To bardzo przyjemne uczucie.

 

4Dzień 4 - 23 listopada 2021 (wtorek)

W ramach poznawania europejskiego dziedzictwa kulturowego dziś w programie zwiedzanie Sintry i Lizbony. Sintra to jedno z najstarszych miast Portugalii, położone u stóp góry o tej samej nazwie, co romantycznie tłumaczy się – miasto/góra pod księżycem. Sintra przez wieki znana była jako letnia siedziba portugalskich władców. To także ulubione miejsce ludzi sztuki, którzy przyjeżdżali tu z całej Europy, m.in. byli tu Bayron, Andersen.  Miasteczko Sintra leży ok. 30 km od Lizbony i jest wpisane na listę Światowego Dziedzictwa UNESCO.

Do stolicy Portugalii jechaliśmy  wzdłuż wybrzeża – wysokie klify, fale rozbijające się o przybrzeżne skały tworzą niesamowity widok. Minęliśmy przylądek Cobo da Roca, najbardziej na zachód wysunięty punkt lądu stałego Europy i dotarlismy do Lizbony. Byliśmy w starożytnej części miasta Belem. Zabytki: Pomnik Odkrywców, Wieża Belem, Zamek Hieronimitów – gdzie znajduje się nagrobek Vasco da Gama.

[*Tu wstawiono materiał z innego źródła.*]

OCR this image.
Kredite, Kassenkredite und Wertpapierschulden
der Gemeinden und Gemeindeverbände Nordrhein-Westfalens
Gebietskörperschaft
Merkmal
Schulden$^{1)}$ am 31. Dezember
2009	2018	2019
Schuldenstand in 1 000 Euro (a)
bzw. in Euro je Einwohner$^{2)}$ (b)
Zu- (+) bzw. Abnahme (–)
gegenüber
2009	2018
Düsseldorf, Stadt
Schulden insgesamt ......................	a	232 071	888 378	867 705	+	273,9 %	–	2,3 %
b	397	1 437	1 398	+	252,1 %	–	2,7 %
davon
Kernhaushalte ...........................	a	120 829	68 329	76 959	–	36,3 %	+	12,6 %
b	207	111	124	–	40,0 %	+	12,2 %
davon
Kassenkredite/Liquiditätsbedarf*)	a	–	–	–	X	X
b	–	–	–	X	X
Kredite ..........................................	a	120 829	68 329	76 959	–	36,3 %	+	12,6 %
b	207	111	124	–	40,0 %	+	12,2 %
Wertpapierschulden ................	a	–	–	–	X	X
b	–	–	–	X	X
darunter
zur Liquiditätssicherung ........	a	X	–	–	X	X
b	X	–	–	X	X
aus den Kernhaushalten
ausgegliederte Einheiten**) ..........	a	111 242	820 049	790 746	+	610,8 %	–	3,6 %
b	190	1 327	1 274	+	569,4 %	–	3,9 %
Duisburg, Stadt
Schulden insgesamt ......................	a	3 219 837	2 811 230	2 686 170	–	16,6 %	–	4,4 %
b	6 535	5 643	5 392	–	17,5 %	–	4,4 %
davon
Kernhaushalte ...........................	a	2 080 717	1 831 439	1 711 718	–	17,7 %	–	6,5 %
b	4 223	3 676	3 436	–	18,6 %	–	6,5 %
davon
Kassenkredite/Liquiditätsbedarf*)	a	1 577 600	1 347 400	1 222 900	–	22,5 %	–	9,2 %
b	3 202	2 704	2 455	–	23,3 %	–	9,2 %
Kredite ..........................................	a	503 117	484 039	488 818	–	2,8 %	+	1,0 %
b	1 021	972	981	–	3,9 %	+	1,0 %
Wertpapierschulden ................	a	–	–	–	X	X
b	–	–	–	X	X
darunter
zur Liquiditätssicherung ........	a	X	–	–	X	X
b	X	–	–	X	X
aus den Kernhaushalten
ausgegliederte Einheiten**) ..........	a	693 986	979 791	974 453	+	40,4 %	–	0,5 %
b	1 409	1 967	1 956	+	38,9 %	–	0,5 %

Lizbona przybrała już świąteczną bożonarodzeniową szatę.

Do Rio Maior wróciliśmy na wspólną kolację.

Jutro kolejny dzień warsztatowy.

 

 5. Dzień 5 - 24 listopada 2021 (środa)

Dzień bogaty w różne wydarzenia.

Rano zwiedzamy stanowisko archeologiczne w Rio Maior– Willa Romana z przełomu III/IV wieku n.e.  Posesja bogatego Rzymianina została odkopana w 1995 roku! Świetnie zachowane fragmenty mozaiki. Następnie mamy wspólne spotkanie w sali Domu Kultury. Projektowi partnerzy zaprezentowali swoje dotychczasowe działania w ramach CHEST. Danuta Sajur podziękowała wszystkim koordynatorom i wraz  z Marią Szulgą wręczyła  drobne upominki.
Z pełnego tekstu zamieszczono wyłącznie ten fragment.